As the 2012 Vernacular Architecture Forum conference dates near, emails from the session chairs are getting more frequent. I will be giving this paper June 9 in a session titled, “Re-Thinking Tradition and the Vernacular Landscape.” In the meantime, here is my abstract.
In the late 1890s Orthodox Jews in St. Louis, Missouri, constructed the first documented eruv in the United States. An eruv is an enclosure created using existing buildings and engineering structures such as utility poles and lines that allows observant Jews to carry things during the weekly Sabbath. Jewish religious law rigidly divides public and domestic spheres and prohibits work and carrying outside of the home during the Sabbath.

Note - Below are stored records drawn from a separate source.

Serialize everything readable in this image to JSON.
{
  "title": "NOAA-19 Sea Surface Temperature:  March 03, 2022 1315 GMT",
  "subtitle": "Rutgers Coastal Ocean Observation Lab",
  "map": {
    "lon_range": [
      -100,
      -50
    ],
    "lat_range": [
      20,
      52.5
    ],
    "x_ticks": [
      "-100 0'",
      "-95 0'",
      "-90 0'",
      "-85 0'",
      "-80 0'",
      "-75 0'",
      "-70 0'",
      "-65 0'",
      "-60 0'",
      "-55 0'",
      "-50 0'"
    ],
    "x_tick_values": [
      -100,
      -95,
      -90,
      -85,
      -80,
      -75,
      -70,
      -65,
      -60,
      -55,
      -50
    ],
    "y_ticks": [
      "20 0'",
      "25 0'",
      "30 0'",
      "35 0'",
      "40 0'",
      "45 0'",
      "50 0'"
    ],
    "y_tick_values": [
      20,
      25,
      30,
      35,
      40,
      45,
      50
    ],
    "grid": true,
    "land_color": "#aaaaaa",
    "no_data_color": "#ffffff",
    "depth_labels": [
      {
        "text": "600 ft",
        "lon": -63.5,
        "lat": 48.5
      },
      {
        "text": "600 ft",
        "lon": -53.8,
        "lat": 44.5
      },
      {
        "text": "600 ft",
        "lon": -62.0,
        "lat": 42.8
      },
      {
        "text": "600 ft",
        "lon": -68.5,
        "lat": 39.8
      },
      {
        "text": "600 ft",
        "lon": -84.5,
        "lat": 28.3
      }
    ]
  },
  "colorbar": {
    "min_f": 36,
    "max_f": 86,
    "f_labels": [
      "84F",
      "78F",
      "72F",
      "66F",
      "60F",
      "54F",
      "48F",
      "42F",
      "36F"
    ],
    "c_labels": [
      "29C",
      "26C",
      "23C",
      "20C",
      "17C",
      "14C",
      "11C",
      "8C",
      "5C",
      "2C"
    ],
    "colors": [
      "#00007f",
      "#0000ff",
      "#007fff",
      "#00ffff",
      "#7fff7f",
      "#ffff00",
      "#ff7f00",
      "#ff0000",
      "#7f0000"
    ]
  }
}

To extend the domestic sphere into otherwise public spaces like sidewalks and yards, Orthodox Jews devised the eruv to expand territories restricted by rigid religious laws.
The first eruvs constructed in the United States were located in densely populated urban areas with large concentrations of Jews, mainly European immigrants who had brought with them eruv building traditions and generations city living experience. As American cities expanded with suburbanization and Jews moved to sprawling subdivisions after World War II, new settlement patterns emerged with large concentrations of Jews living within walking distance to synagogues. Despite the walkability afforded by proximity, however, many Orthodox women with young children could not leave the home during the Sabbath and social events like community meals were difficult, if not impossible, to organize and attend.

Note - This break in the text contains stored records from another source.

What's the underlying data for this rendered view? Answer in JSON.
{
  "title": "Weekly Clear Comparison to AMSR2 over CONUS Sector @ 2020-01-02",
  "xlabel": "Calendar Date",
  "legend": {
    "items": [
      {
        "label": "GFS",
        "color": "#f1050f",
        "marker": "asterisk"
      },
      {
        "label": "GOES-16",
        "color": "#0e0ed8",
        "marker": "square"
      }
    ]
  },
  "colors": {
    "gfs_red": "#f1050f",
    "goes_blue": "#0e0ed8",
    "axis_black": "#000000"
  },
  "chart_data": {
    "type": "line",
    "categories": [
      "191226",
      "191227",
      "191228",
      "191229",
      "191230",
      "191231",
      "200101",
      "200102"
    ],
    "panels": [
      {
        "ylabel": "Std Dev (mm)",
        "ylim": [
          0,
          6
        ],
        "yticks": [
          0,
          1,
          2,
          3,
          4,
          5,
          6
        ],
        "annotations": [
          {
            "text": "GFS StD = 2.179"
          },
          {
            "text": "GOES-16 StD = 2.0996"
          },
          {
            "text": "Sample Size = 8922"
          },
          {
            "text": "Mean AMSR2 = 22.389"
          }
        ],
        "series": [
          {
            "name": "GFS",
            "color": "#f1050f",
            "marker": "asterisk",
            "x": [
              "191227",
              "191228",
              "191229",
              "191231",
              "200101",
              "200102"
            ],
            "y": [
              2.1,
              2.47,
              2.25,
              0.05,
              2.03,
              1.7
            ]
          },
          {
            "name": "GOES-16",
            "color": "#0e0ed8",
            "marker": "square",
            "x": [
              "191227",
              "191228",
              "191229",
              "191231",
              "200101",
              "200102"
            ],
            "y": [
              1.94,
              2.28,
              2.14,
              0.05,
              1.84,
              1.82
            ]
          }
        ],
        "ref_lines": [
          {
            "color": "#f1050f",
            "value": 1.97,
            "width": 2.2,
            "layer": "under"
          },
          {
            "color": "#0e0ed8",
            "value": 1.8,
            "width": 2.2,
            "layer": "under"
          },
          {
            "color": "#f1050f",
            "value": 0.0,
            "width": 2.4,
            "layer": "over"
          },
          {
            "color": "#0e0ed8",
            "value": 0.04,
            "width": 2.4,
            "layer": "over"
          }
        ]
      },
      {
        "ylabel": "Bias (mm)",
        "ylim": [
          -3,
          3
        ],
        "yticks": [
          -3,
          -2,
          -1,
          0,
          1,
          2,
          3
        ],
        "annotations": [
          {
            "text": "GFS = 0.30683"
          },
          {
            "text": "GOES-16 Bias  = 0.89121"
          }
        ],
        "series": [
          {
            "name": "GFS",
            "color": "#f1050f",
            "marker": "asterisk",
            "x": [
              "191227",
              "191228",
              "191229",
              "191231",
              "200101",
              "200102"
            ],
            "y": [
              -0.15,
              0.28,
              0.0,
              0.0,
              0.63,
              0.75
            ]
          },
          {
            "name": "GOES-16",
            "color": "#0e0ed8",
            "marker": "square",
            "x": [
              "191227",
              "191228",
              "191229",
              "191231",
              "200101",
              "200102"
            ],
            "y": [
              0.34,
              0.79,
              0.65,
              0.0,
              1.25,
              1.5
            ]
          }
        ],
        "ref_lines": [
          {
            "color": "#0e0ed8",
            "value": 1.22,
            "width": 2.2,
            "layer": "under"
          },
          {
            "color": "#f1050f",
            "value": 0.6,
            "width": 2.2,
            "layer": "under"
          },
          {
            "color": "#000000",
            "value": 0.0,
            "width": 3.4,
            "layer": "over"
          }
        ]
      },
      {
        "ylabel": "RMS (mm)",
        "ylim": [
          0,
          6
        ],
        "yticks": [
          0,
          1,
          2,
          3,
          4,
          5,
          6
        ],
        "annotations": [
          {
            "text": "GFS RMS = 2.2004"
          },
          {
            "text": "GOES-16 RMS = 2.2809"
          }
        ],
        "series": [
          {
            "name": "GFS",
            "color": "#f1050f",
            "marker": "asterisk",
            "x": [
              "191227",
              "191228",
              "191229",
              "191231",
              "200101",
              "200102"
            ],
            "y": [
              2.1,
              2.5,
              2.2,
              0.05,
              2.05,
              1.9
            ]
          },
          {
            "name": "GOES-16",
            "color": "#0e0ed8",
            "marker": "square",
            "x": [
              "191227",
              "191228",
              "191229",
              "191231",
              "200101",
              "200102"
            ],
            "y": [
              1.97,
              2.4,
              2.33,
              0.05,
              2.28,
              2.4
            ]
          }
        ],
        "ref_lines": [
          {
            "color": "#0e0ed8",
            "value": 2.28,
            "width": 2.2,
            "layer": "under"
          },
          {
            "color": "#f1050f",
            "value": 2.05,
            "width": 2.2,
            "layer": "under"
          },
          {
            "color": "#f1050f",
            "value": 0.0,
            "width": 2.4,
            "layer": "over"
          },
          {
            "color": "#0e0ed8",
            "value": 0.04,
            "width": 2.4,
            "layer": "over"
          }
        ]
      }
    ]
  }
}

This paper examines eruvs as postwar suburban cultural landscapes. Research in suburban Washington, D.C., and Atlanta, Georgia, among the people who build, maintain, and inspect the eruvs will be used to show how existing suburban landscapes with strip malls, freeways, and subdivisions are remade to conform to the complex rules governing eruvs. Interviews were conducted with the rabbis and congregation members responsible for the eruvs. Realtors who sell homes in eruv communities and the families who live there also were interviewed. This paper uses documentary research and the interviews to show how eruvs create, extend, and maintain community among Orthodox Jews.
Eruv checkers in the Washington suburbs and in Atlanta were accompanied as they performed weekly inspections to ensure that the eruvs were Kosher for the Sabbath. An eruv is a binary artifact: it is valid, i.e., Kosher, or it is not. For the eruv to exist, its boundaries — which consist of utility lines, highway sound walls, fences, and simple string — must be unbroken. Videos document how the checkers inspect and make repairs to the structures.